Este es el seguimiento. Fue la conducta que tuvieron otros discípulos: Santiago, Mateo, Juan, Pedro… No se ponen condiciones; no se sopesan los riesgos que una decisión tal puede conllevar, no se encierra la voluntad con candados, no hay cálculo de por medio. Si así fuera no estaríamos hablando de ese amor incomparable y seductor que es capaz de destruir toda prudencia humana, ya que ésta, en realidad, cuando impregna la respuesta que debe darse a Cristo, no esconde más que el egoísmo. Lo único que se aprecia en todos los que han recibido este don de la fe, y han acogido esta gracia, es una disponibilidad previa a compartirlo todo con Cristo.
Andrés orientó sus pasos hacia Él y comenzó su vida apostólica. Era un intrépido evangelizador que en cuanto se encontró con Pedro le dio la gran noticia: «Hemos hallado al Mesías», y raudo lo condujo ante su presencia; es la actitud que procede en todo el que pone en el centro de su vida a Dios. Después, los derroteros de la divina Providencia hicieron que Pedro recibiese de Jesús la altísima responsabilidad de guiar a su Iglesia. Y Andrés, desde una fecunda retaguardia, continuaba alentando a la gente a seguir al Maestro, atento a las vicisitudes que se presentaban, como ese instante previo a la multiplicación de los panes y de los peces, en el que apreció las escasas viandas que poseía un muchacho para poder alimentar a la multitud que se congregaba en torno a Jesús, lo que pone de manifiesto su estado de oración.
Pero el inquieto Andrés era agudo y audaz, rasgos que compartía con otros discípulos. Cuando se hallaba con su hermano Pedro, junto a Santiago y a Juan, quiso saber, igual que ellos, cómo podrían identificar ese momento en el que se cumpliría el vaticinio de Cristo aludiendo a la destrucción de los pilares que sostenían el templo. Por tanto, vivió en primera persona el discurso pronunciado por Él y se nutrió nuevamente con la excelsa pedagogía del Maestro que les instó a vivir en un estado vigilante, como tantas veces aconsejó a lo largo de su vida pública. Las preguntas inducidas por religiosa inquietud reciben inmediata respuesta por parte de Dios.
Aún hubo otro tercer instante significativo que el evangelio reseña, situando a Andrés al lado de Felipe en el escenario de la fiesta de la Pascua que iba a celebrarse en Jerusalén. En esa ocasión el cometido era asistir en su labor apostólica a Jesús, que se dirigía a ciudadanos griegos.

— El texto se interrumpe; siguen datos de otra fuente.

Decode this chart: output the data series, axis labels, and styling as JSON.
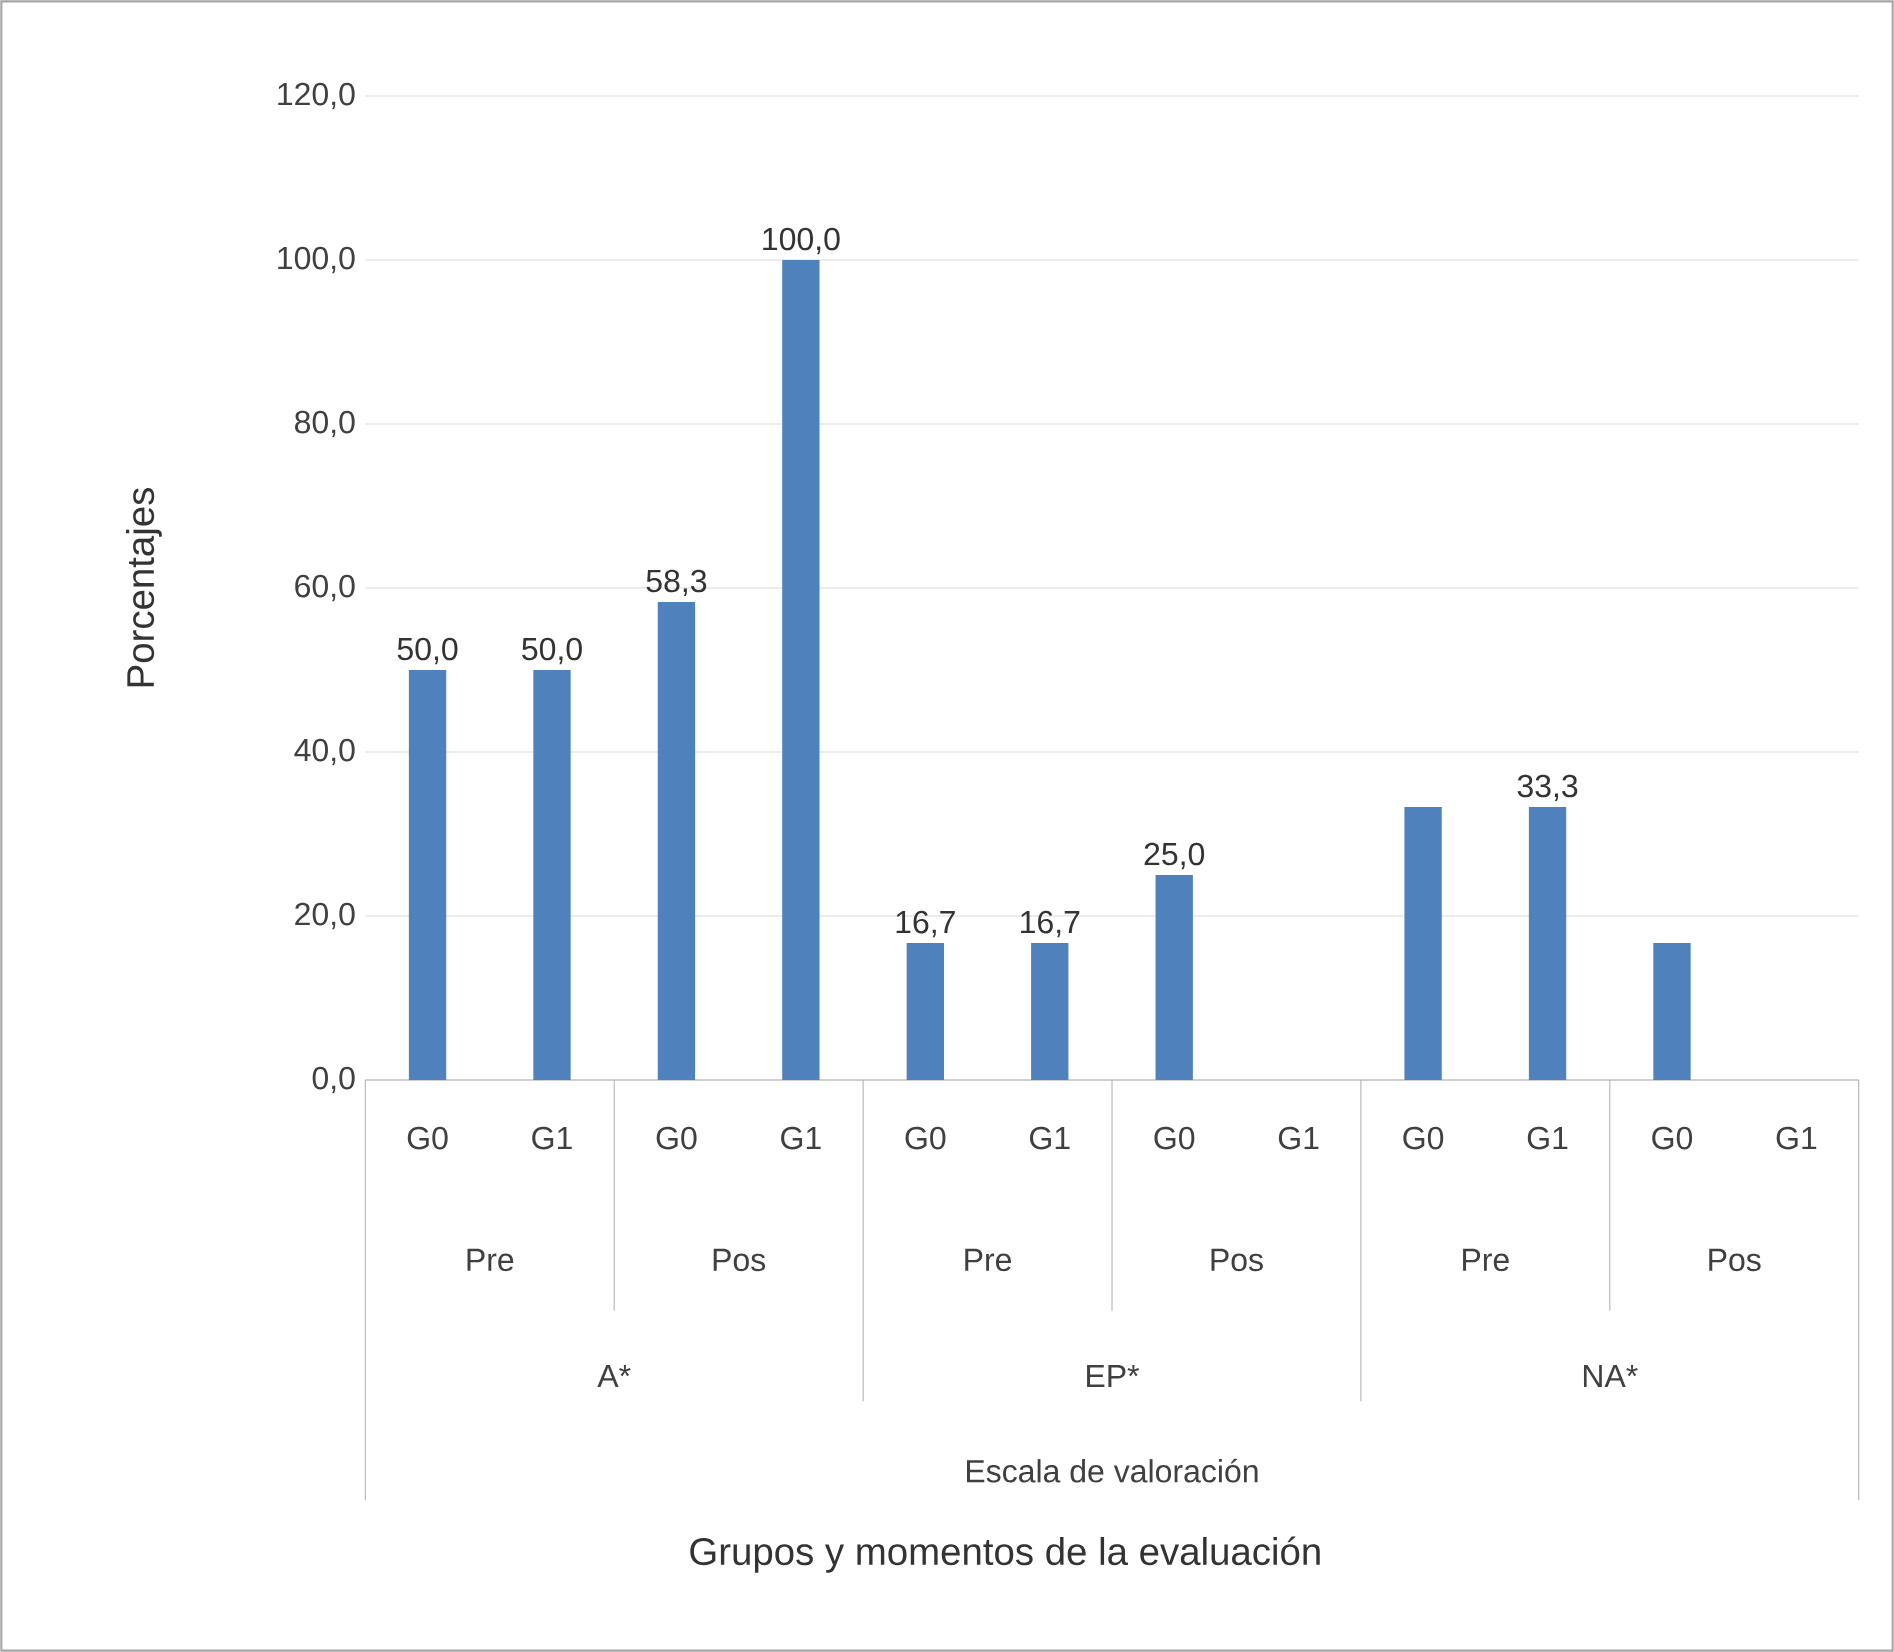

Ambos recibieron esta impactante noticia que Él les dio y a la que no hallaron su verdadero significado en ese momento: «Ha llegado la hora de que sea glorificado el Hijo del hombre. En verdad, en verdad os digo: si el grano de trino no cae en tierra y muere, queda él solo; pero si muere da mucho fruto».
Andrés se encontraba también en Pentecostés junto a todos los discípulos que se hallaban reunidos ese día. Después, la tradición lo sitúa evangelizando a los griegos. Entre ellos gozó de tal preeminencia que se le ha considerado fundador del patriarcado de Constantinopla. Un apócrifo denominado la «Pasión de Andrés», datado a principios del siglo IV, narra su cruento martirio en Patrás donde sería crucificado el 30 de noviembre del año 63 d.C., en una cruz elegida por él, como hizo su hermano Pedro, para que fuese distinta de la que asignaron al Redentor. Le ajusticiaron en una con forma de aspa. Es un apóstol muy venerado en Oriente y en Occidente.